Os Direitos Humanos são concebidos historicamente e sua defesa

intransigente tem como referências as lutas concretas de enfrentamento de diversas

formas de degradação de vida de indivíduos sociais de determinada classe. Trata-se

do reconhecimento político da existência de uma parcela da população a qual é

negada acesso a bens e serviços e que sofre diversas formas de violação da sua

humanidade.

O reconhecimento do pluralismo de concepções teóricas e posicionamentos

políticos se vincula ao campo da democracia, portanto, recusa-se todas as

manifestações de caráter autoritário, conservador e discriminatório. O enfrentamento

do preconceito articula-se com valores como o respeito e a alteridade, que são

mediações dos valores centrais de liberdade e equidade.

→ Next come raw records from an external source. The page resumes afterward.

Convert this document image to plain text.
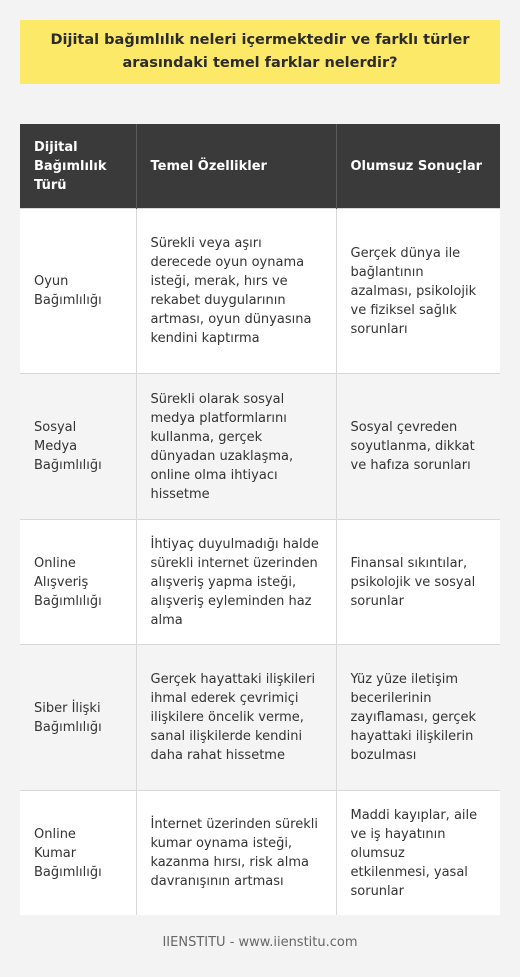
Dijital bağımlılık neleri içermektedir ve farklı türler arasındaki temel farklar nelerdir?
Dijital Bağımlılık Türü	Temel Özellikler	Olumsuz Sonuçlar
Oyun Bağımlılığı	Sürekli veya aşırı derecede oyun oynama isteği, merak, hırs ve rekabet duygularının artması, oyun dünyasına kendini kaptırma	Gerçek dünya ile bağlantının azalması, psikolojik ve fiziksel sağlık sorunları
Sosyal Medya Bağımlılığı	Sürekli olarak sosyal medya platformlarını kullanma, gerçek dünyadan uzaklaşma, online olma ihtiyacı hissetme	Sosyal çevreden soyutlanma, dikkat ve hafıza sorunları
Online Alışveriş Bağımlılığı	İhtiyaç duyulmadığı halde sürekli internet üzerinden alışveriş yapma isteği, alışveriş eyleminden haz alma	Finansal sıkıntılar, psikolojik ve sosyal sorunlar
Siber İlişki Bağımlılığı	Gerçek hayattaki ilişkileri ihmal ederek çevrimiçi ilişkilere öncelik verme, sanal ilişkilerde kendini daha rahat hissetme	Yüz yüze iletişim becerilerinin zayıflaması, gerçek hayattaki ilişkilerin bozulması
Online Kumar Bağımlılığı	İnternet üzerinden sürekli kumar oynama isteği, kazanma hırsı, risk alma davranışının artması	Maddi kayıplar, aile ve iş hayatının olumsuz etkilenmesi, yasal sorunlar
IIENSTITU - www.iienstitu.com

A direção política do projeto profissional é em favor da equidade e da justiça

social, em uma perspectiva de acesso aos bens e serviços; na defesa e ampliação

da cidadania, direitos civis, políticos e sociais da classe trabalhadora. Se colocando

na defesa radical da democratização e socialização da riqueza socialmente

produzida, assim como da participação política nas esferas decisórias.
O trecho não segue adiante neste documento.